Wednesday 14 July, 12pm-1pm AEST
The weather and its uncertainties influence our decisions every day. Did you take an umbrella today, just in case, or did you get caught in that shower? In many scenarios, being unprepared for the unknown might only mean a dampening of our pride. But in others, the cost of not understanding uncertainty can be catastrophic.
Extreme fire behaviours are being witnessed at an increasing rate across Australia and the world. Such behaviours were recorded in 2003 as fires rushed from the mountains into the suburbs of Canberra, destroying 500 homes and sadly claiming 4 lives. Nearly two decades of scientific research since then has pushed the boundaries of our understanding in fire dynamics, bushfire prediction and emergency management. In this lecture, we will explore how improving the understanding of uncertainties around fire behaviour enables more informed fire management through seeing a fuller picture of an event.
The principles of accounting for uncertainty translate into many different fields. In the second half of this lecture, we will explore this notion in relation to renewable energy. Integrating renewable and intermittent power into national electricity grids is a global challenge in the pursuit of lowering our carbon emissions. Enabling accurate and timely prediction of resources, such as wind, involves understanding its inherent variability then communicating and accounting for uncertainty in prediction.
In a world where hard decisions must be made to address global challenges, we need to ensure those decisions are made knowing the fullest picture possible. Through shedding light on the grey areas of uncertainty, you may still choose not to take your umbrella but you at least do it in full knowledge of your risk of getting wet.
About the speaker
Dr Rachael Quill, is an Associate Investigator with ACEMS, and has recently been appointed as Forecast System Developer at Weatherzone.
Formerly a Research Fellow at the University of Melbourne, her key research interests lie within applied statistics and the analysis of environmental data. Rachael studied for her PhD at the University of New South Wales (UNSW) Canberra. Her thesis, ‘Statistical characterisation of wind fields over complex terrain for bushfire modelling applications’, had particular focus on the impacts of surface roughness on wind fields as well as the development of probabilistic approaches to handle uncertainty in fire modelling.

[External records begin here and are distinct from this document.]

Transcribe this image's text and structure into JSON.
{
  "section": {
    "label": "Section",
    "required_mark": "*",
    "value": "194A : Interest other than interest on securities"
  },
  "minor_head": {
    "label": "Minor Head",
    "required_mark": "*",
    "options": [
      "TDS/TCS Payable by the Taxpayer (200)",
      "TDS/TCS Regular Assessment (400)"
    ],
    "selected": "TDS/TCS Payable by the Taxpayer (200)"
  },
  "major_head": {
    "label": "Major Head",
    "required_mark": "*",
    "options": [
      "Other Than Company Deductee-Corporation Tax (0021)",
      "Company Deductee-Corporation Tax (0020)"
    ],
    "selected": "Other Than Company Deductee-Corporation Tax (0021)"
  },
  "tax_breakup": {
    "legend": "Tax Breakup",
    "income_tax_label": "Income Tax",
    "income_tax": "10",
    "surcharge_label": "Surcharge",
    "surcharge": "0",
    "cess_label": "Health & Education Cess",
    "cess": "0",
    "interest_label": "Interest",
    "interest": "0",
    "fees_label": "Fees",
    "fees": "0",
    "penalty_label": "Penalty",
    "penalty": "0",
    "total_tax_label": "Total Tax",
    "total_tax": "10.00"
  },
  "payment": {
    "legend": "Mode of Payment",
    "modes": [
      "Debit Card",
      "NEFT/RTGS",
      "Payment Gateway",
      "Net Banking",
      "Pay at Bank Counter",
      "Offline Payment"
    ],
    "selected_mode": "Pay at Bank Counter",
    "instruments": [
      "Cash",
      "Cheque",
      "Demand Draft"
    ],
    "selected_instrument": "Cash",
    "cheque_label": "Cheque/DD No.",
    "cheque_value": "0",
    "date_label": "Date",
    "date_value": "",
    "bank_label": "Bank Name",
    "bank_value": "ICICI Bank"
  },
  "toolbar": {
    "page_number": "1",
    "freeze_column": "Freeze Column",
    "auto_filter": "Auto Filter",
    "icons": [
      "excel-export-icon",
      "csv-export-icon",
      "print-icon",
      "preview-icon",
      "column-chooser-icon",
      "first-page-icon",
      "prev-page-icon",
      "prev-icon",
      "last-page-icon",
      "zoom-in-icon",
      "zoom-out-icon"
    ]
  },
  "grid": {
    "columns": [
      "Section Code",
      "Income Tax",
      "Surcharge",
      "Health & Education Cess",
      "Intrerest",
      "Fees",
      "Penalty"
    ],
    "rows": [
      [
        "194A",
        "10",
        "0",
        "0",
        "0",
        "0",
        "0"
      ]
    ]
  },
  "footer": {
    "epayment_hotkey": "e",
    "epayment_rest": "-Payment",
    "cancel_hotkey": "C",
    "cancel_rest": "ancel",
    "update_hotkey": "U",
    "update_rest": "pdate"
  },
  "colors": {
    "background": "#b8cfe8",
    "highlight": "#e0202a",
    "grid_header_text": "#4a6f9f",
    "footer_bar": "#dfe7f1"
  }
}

Rachael holds an MSci in Mathematics and Statistics from Lancaster University in the UK, during which she took part in a 12-month exchange program to the Australian National University (ANU). Her Honours thesis considered dynamic modelling of wind speeds for analysis of wind power. Following her undergraduate studies, Rachael relocated to Australia and completed a multidisciplinary Masters program at the ANU, covering topics from computer science to meteorology.